Postmarketing Experience

The following adverse reactions have been identified during post-approval use of Actos.

Because these reactions are reported voluntarily from a population of uncertain size, it is generally not possible to reliably estimate their frequency or establish a causal relationship to drug exposure.

• New onset or worsening diabetic macular edema with decreased visual acuity.
• Fatal and nonfatal hepatic failure.

Postmarketing reports of congestive heart failure have been reported in patients treated with Actos, both with and without previously known heart disease and both with and without concomitant insulin administration.

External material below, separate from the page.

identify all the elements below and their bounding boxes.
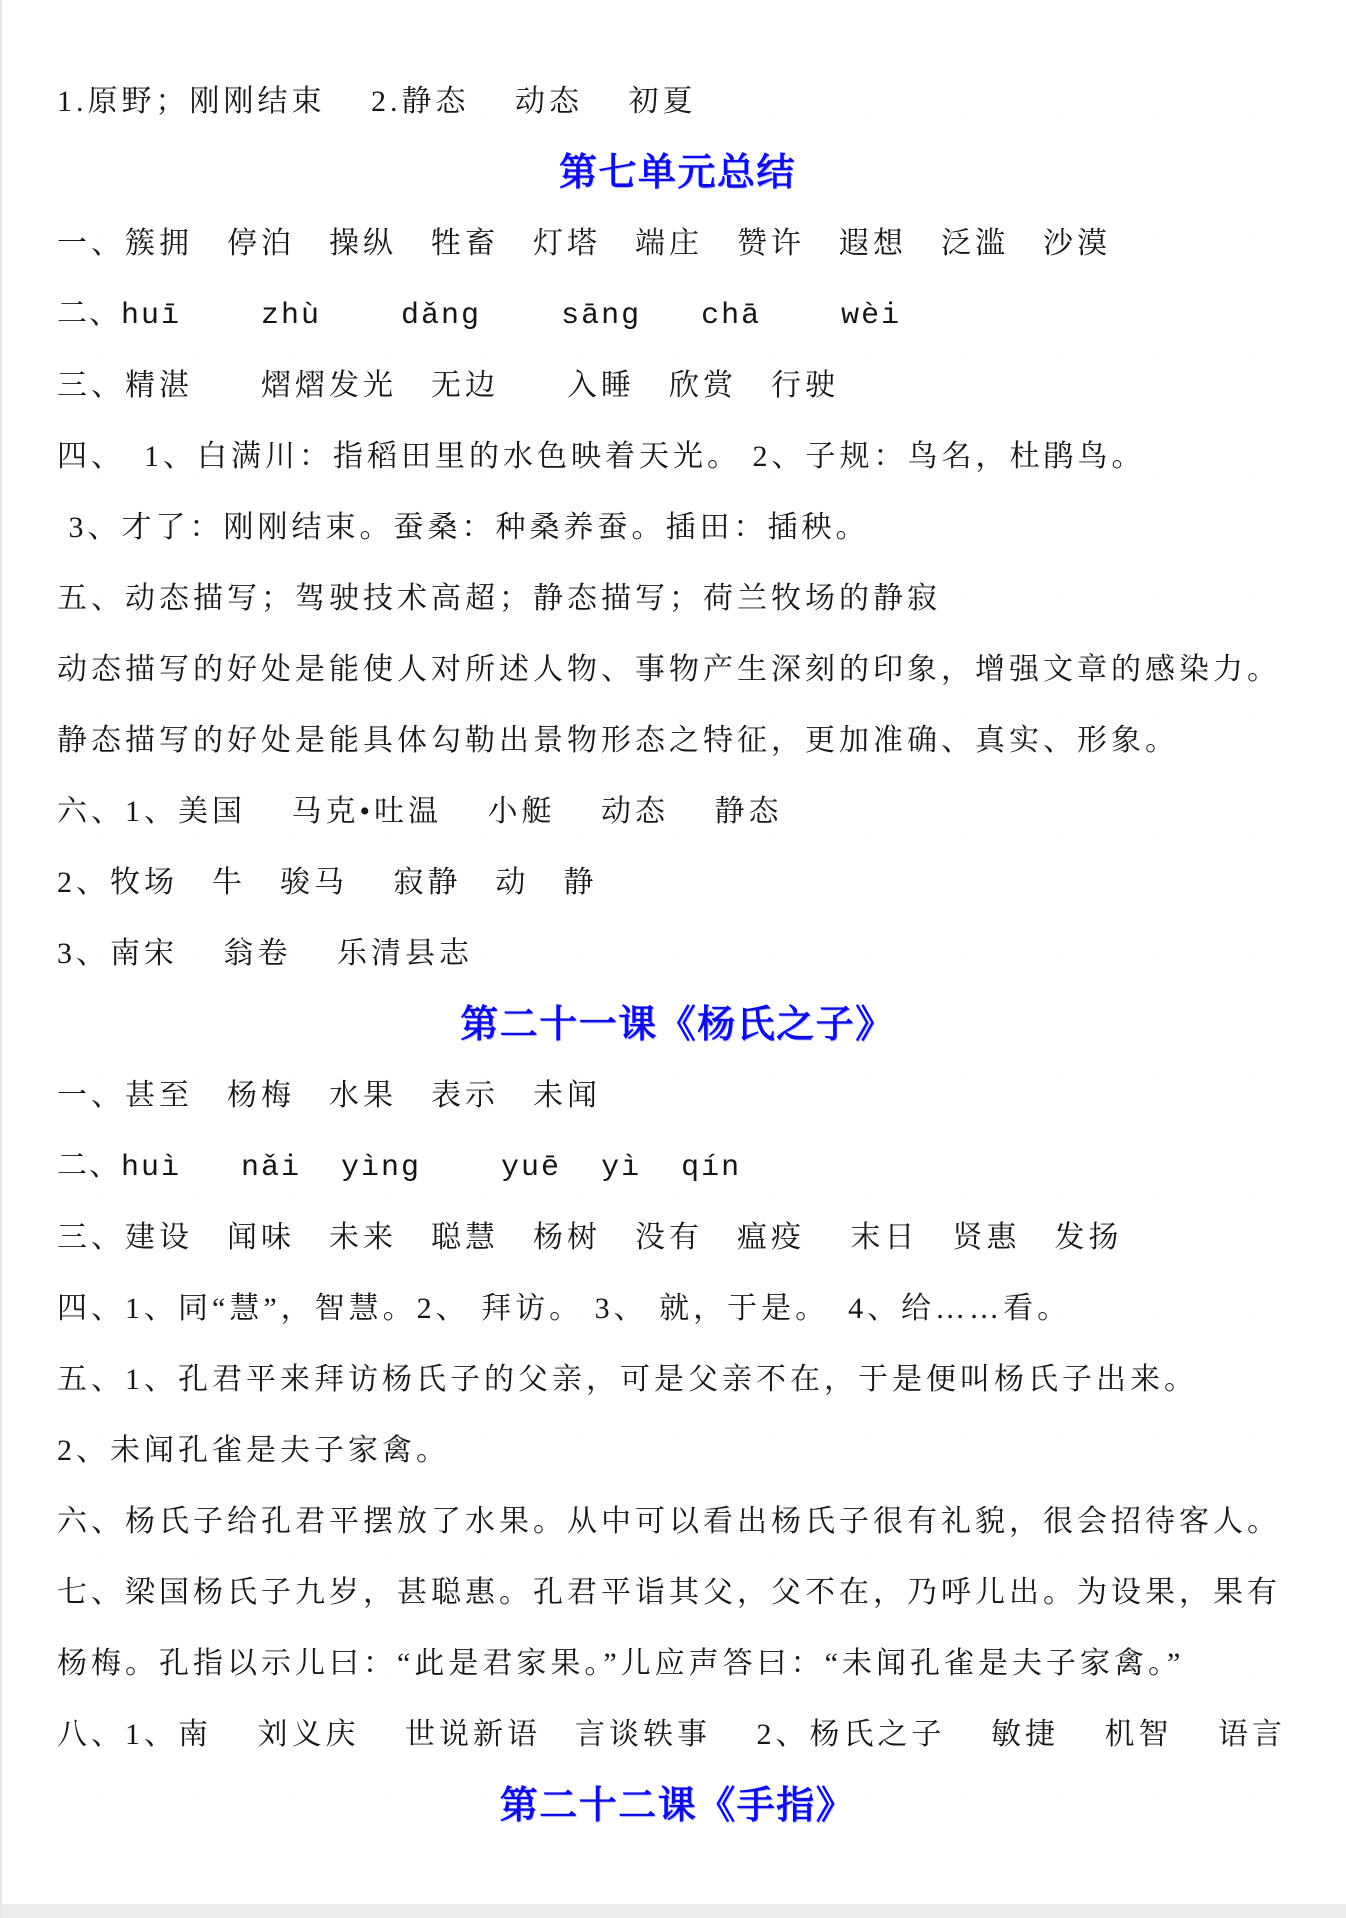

In postmarketing experience, there have been reports of unusually rapid increases in weight and increases in excess of that generally observed in clinical trials. Patients who experience such increases should be assessed for fluid accumulation and volume-related events such as excessive edema and congestive heart failure.

Strong CYP2C8 Inhibitors

An inhibitor of CYP2C8 (e.g., gemfibrozil) significantly increases the exposure (area under the serum concentration-time curve or AUC) and half-life (t_½) of pioglitazone. Therefore, the maximum recommended dose of Actos is 15 mg daily if used in combination with gemfibrozil or other strong CYP2C8 inhibitors.

CYP2C8 Inducers

An inducer of CYP2C8 (e.g., rifampin) may significantly decrease the exposure (AUC) of pioglitazone. Therefore, if an inducer of CYP2C8 is started or stopped during treatment with Actos, changes in diabetes treatment may be needed based on clinical response without exceeding the maximum recommended daily dose of 45 mg for Actos.

Topiramate

A decrease in the exposure of pioglitazone and its active metabolites were noted with concomitant administration of pioglitazone and topiramate. The clinical relevance of this decrease is unknown; however, when Actos and topiramate are used concomitantly, monitor patients for adequate glycemic control.